A method for analyzing non-asymptotic guarantees of numerical discretizations of ergodic SDEs in Wasserstein-2 distance is presented by Sanz-Serna and Zygalakis in ``Wasserstein distance estimates for the distributions of numerical approximations to ergodic stochastic differential equations". They analyze the UBU integrator which is strong order two and only requires one gradient evaluation per step, resulting in desirable non-asymptotic guarantees, in particular $\mathcal{O}(d^{1/4}\epsilon^{-1/2})$ steps to reach a distance of $\epsilon > 0$ in Wasserstein-2 distance away from the target distribution. However, there is a mistake in the local error estimates in Sanz-Serna and Zygalakis (2021), in particular, a stronger assumption is needed to achieve these complexity estimates.
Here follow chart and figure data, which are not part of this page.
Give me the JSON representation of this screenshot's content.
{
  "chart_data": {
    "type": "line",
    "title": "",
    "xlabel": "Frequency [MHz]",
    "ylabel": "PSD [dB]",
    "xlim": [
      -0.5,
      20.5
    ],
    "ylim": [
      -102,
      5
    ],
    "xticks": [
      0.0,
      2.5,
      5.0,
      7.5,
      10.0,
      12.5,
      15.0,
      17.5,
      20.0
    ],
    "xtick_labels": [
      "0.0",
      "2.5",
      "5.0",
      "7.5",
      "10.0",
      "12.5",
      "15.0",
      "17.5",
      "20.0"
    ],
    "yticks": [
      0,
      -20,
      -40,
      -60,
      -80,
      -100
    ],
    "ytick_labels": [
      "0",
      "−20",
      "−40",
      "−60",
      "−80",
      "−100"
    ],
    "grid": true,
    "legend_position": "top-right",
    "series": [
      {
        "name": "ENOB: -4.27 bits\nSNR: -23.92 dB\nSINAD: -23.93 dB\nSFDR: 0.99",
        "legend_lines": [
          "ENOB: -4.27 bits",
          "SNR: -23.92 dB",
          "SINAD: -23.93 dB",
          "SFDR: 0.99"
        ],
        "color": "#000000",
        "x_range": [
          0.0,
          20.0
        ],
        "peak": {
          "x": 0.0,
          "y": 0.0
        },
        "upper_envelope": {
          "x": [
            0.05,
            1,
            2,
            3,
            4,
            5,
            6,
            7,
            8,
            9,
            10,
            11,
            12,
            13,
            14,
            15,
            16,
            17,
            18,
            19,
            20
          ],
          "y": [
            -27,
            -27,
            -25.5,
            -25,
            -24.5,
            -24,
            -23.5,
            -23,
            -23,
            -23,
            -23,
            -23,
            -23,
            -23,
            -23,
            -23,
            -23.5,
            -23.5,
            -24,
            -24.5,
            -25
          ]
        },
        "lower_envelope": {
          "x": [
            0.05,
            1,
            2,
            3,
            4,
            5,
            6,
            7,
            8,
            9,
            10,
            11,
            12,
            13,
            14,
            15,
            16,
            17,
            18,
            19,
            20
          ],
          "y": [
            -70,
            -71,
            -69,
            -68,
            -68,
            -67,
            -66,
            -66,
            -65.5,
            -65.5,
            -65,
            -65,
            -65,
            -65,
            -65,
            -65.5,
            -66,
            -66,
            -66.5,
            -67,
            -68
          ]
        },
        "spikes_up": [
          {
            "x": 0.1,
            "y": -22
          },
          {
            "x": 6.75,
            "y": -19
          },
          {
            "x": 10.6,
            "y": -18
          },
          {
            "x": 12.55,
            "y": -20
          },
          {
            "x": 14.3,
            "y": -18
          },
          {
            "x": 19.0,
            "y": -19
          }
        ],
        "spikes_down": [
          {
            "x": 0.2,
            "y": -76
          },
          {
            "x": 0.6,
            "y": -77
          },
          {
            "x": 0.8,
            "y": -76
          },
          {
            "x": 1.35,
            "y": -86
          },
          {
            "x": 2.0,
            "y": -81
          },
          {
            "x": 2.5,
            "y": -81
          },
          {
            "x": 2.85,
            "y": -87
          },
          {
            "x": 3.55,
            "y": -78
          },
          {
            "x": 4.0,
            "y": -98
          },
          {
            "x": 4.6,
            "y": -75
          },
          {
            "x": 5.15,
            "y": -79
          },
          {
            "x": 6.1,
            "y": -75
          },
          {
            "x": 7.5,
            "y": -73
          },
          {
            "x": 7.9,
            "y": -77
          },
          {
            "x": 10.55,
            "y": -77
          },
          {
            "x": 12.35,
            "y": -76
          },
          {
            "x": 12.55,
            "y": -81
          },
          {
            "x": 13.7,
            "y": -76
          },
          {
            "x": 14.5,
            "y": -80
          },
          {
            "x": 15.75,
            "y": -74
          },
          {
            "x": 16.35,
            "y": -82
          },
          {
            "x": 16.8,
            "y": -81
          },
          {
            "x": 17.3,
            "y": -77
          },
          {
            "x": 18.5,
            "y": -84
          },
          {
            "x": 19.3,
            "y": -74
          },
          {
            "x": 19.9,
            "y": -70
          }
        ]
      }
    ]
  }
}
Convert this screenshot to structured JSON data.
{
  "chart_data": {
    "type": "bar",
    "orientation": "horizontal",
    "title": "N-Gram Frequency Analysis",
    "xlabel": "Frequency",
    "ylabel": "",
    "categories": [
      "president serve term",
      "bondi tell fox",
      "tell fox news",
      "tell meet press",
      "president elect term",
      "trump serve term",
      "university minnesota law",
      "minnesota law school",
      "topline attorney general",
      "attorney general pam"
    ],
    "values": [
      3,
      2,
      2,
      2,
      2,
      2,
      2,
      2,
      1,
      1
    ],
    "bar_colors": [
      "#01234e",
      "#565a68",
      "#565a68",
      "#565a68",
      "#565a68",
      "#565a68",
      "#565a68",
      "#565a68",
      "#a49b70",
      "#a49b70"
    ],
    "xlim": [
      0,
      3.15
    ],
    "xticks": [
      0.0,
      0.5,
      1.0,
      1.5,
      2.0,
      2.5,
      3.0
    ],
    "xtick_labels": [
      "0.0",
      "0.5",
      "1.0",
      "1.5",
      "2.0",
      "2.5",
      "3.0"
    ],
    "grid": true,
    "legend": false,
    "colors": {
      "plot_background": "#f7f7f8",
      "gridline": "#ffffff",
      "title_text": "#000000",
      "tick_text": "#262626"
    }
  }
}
This note reconciles the theory with the dimension dependence observed in practice in many applications of interest.

翻译：Sanz-Serna与Zygalakis在《Wasserstein距离估计：遍历随机微分方程数值逼近的分布》一文中提出了一种分析方法，用于研究遍历随机微分方程数值离散化在Wasserstein-2距离下的非渐近保证。他们分析了强二阶且每步仅需一次梯度评估的UBU积分器，该积分器具有理想的非渐近性质，特别地，仅需$\mathcal{O}(d^{1/4}\epsilon^{-1/2})$步即可使Wasserstein-2距离达到目标分布的$\epsilon>0$邻域内。然而，Sanz-Serna与Zygalakis（2021）的局部误差估计存在缺陷：实现上述复杂度估计需要更强的假设条件。本文旨在调和该理论结果与诸多实际应用中观察到的维度依赖关系。